Andro mengangguk mantap.
Segera saya pamit kepada Bu Pri dan mengucapkan terima kasih.
“Andro hebat ya..mau
ditinggal mamanya. Tepuk tangan untuk Andro..”
Sekali lagi tepuk tangan
membahana. Saya terharu. Dengan dibesarkan hatinya, Andro bisa
menguasai emosinya lagi.
Saya runut-runut,
beberapa waktu lalu, saat orang tua ada acara rapat di sekolah, Andro
pernah disungkurkan teman-temannya yang usil ke dalam kolam ikan di
depan sekolah. Saat itu, Andro masuk ke ruangan saya rapat, dan
dengan wajah hampir menangis mengajak saya untuk pulang. Saya
terkejut, bajunya basah semua. Mungkin, kejadian itu menjadi sebab
kenapa Andro enggan masuk sekolah hari ini. Andro sedikit trauma
dengan bullying dari teman-temannya. Saat kejadian itu saya tidak
melihat siapa yang melakukannya. Yang jelas Andro tampak sedih dan
tertekan setelah itu. Lalu saya jelaskan, bahwa teman-teman Andro itu
banyak macam sifatnya. Ada yang baik, ada yang usil...tapi Andro
tidak perlu membalas keusilan mereka.

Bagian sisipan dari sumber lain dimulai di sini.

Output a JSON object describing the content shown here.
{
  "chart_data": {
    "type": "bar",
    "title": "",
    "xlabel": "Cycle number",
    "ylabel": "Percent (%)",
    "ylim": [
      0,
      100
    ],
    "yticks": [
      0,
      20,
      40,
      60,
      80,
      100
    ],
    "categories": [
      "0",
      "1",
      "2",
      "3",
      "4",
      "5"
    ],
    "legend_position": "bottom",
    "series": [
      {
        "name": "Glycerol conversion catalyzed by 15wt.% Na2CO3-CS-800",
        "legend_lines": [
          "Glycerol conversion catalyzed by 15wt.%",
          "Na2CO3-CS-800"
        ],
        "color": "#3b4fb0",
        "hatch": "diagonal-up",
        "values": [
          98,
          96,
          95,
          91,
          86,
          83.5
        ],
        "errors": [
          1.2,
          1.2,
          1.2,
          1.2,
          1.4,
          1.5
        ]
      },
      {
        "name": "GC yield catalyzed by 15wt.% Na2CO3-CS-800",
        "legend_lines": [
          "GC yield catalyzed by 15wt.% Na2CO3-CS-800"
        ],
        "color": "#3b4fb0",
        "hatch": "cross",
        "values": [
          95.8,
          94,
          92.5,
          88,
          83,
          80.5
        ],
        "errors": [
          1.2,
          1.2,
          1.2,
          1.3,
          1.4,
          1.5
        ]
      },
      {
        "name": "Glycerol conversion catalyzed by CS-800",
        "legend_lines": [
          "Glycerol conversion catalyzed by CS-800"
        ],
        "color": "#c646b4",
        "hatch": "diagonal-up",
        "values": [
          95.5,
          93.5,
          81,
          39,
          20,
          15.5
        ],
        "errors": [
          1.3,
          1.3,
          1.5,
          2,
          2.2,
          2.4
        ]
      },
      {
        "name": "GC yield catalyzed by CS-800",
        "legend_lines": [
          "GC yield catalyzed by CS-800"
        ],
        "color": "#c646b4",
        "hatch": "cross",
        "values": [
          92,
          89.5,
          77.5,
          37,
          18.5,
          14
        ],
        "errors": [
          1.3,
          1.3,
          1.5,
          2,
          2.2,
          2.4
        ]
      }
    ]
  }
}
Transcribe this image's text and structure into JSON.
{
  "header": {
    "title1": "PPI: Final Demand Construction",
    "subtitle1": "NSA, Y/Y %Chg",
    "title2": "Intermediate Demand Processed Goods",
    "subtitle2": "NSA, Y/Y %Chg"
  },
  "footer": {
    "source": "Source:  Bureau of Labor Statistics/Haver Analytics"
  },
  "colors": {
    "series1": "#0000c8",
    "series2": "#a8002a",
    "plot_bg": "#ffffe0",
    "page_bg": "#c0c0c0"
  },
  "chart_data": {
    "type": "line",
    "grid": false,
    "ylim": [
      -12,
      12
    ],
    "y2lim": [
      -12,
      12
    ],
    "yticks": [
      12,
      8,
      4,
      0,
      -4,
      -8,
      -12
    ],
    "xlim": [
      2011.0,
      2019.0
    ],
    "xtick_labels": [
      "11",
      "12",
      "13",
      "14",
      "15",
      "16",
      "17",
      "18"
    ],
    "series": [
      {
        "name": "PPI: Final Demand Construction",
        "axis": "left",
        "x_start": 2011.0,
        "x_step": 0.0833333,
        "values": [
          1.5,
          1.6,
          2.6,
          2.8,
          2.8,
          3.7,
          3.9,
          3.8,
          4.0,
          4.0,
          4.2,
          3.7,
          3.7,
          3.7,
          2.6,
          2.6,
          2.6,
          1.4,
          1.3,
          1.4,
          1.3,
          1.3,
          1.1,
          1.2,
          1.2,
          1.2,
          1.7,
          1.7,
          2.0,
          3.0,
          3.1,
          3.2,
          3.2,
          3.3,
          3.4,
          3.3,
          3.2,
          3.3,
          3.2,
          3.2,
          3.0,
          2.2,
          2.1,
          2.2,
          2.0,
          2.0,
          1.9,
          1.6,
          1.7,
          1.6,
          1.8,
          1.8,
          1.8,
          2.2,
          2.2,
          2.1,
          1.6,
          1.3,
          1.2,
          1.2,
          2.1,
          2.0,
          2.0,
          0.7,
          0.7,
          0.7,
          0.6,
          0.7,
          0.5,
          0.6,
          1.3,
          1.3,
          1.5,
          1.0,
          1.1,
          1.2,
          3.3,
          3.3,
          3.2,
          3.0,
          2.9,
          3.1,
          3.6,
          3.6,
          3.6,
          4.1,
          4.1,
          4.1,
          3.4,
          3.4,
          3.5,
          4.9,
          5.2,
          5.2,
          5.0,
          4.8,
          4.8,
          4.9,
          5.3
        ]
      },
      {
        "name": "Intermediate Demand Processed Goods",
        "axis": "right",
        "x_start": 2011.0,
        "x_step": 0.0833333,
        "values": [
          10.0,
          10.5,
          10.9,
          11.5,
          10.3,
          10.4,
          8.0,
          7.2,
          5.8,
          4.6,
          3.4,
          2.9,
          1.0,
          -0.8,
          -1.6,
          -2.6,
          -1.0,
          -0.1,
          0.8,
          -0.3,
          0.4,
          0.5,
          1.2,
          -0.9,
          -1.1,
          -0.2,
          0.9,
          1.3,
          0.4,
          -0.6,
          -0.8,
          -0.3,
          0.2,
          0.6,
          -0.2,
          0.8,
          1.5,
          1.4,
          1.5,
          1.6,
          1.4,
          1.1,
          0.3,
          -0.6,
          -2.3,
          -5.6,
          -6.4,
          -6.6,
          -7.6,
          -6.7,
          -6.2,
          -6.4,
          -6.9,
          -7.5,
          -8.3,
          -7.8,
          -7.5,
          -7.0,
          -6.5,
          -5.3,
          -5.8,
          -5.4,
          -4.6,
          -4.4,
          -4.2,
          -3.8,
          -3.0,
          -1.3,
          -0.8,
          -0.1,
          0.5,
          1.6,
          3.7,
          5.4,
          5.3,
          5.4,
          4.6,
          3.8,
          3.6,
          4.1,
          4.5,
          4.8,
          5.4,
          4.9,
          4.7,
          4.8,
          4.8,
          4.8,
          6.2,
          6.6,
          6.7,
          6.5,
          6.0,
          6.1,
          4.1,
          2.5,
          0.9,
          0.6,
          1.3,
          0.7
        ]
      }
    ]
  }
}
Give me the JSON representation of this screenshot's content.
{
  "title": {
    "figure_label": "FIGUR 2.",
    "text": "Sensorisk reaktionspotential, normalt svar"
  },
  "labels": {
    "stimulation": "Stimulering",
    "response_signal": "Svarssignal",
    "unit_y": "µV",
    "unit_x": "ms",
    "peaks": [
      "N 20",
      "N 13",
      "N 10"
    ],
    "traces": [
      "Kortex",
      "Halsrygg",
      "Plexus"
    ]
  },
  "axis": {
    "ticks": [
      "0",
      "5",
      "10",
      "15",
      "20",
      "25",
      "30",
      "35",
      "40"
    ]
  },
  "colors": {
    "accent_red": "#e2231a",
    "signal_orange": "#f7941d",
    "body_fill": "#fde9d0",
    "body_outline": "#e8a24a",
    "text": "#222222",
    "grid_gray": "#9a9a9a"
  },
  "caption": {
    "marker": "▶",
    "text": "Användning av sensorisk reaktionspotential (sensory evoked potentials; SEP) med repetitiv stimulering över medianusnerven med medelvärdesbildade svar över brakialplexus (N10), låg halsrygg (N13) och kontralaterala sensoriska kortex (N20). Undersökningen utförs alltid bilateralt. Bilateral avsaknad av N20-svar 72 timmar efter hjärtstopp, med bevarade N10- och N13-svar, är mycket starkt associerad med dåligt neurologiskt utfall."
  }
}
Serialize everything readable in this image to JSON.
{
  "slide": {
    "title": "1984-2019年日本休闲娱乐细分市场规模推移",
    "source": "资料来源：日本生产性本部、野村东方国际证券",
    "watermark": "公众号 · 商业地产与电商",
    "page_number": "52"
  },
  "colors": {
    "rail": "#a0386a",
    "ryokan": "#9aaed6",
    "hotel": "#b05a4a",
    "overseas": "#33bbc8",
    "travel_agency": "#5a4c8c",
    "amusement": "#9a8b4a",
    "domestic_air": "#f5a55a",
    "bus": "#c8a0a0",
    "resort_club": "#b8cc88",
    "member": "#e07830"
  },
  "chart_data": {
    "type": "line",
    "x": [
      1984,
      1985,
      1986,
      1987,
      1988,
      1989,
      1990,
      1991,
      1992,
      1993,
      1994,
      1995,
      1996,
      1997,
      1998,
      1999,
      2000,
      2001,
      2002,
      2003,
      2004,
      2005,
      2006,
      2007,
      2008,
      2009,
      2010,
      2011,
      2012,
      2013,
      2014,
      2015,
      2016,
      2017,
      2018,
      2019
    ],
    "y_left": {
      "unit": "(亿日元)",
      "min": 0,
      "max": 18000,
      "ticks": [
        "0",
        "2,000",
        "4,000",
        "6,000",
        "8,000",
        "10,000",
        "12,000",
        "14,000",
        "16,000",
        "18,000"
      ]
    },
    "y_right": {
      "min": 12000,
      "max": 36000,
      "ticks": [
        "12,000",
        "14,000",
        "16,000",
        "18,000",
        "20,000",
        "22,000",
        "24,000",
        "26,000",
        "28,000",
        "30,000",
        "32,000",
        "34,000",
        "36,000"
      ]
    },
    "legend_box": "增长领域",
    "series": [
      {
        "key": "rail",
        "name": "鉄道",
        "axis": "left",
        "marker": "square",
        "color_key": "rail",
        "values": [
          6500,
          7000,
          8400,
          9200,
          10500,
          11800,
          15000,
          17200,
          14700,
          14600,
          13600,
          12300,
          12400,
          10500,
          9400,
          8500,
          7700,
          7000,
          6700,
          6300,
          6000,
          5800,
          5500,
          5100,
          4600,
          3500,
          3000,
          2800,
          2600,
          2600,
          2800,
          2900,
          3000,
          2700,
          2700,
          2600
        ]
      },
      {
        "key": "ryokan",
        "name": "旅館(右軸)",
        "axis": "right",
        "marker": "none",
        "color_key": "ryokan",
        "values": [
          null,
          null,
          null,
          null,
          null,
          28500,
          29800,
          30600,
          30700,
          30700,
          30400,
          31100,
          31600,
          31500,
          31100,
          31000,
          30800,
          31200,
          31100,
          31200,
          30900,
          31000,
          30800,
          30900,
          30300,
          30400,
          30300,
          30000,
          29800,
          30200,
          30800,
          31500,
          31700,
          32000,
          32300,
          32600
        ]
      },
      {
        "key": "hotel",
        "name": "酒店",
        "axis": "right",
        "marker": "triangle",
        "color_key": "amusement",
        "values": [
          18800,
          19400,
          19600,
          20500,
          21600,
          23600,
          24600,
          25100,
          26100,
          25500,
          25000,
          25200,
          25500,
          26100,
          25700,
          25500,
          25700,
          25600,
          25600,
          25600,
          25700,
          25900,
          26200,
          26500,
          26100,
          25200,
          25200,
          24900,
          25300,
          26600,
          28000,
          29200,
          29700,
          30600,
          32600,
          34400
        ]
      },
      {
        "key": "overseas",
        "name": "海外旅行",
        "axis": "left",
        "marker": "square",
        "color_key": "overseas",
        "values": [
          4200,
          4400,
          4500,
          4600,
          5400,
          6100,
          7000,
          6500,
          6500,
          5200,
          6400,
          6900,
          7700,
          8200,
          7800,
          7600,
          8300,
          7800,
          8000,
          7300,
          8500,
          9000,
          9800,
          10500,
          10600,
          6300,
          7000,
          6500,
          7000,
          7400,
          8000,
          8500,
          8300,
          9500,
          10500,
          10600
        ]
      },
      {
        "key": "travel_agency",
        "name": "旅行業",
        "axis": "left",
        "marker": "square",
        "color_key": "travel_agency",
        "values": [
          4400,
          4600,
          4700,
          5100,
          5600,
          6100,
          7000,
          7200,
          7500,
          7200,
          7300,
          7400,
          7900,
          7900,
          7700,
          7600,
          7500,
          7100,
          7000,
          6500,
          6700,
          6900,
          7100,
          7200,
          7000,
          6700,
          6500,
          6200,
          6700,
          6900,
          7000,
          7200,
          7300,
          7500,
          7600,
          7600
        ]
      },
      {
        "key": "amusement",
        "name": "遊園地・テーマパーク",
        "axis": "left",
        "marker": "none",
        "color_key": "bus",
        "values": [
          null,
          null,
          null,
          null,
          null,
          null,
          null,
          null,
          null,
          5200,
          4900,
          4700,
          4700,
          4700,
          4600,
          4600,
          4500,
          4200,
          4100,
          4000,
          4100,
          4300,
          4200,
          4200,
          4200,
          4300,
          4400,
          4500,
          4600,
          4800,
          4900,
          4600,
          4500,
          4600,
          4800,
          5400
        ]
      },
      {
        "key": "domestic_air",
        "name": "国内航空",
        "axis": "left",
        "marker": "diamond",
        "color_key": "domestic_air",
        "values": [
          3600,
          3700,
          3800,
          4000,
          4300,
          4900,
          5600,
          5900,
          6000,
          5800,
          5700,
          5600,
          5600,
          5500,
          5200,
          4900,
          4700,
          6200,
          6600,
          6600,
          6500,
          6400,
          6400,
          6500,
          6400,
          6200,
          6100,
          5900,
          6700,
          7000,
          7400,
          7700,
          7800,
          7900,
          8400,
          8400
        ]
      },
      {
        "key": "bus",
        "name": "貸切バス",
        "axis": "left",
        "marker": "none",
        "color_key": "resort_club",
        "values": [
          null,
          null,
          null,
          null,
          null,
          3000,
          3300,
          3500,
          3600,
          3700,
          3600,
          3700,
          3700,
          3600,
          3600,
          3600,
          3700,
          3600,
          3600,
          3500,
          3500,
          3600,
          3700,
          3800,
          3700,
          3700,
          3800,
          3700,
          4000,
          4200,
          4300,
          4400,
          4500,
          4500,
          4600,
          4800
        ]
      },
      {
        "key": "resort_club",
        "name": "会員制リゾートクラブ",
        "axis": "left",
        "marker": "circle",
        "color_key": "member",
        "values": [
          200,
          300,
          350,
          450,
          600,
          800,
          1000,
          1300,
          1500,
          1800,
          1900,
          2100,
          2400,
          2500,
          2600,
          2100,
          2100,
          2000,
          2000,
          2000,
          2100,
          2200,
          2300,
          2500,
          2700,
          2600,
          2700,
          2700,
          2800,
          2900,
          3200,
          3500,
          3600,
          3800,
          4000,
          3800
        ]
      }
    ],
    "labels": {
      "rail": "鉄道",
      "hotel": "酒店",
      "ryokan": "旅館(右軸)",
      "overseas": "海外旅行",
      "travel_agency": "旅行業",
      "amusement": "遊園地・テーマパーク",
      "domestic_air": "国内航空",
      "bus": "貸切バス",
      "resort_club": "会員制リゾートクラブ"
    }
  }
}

Biarkan saja, yang penting
sekarang Andro lebih hati-hati dan waspada. Tidak usah takut, jadi
lelaki harus tangguh, berani dan kuat. Jangan cengeng. Begitu nasehat
saya saat itu. Ya, semoga saja pengalaman ini menjadi pelajaran yang
berharga bagi kita semua.
Satu yang pasti, saat
anak sedih, kehilangan rasa percaya diri, jangan kita lemahkan.
Tetapi kita kuatkan, besarkan hatinya sehingga dia tidak merasa
sendiri dan merasakan perhatian serta kasih sayang terutama dari kita
orang tuanya. Perlakuan kasar dan main fisik hanya akan membuat anak
trauma, stress dan menjadi pemberontak di kemudian hari, tentunya
kita tidak ingin hal itu terjadi. Ok, sekian dulu ceritanya. Bye...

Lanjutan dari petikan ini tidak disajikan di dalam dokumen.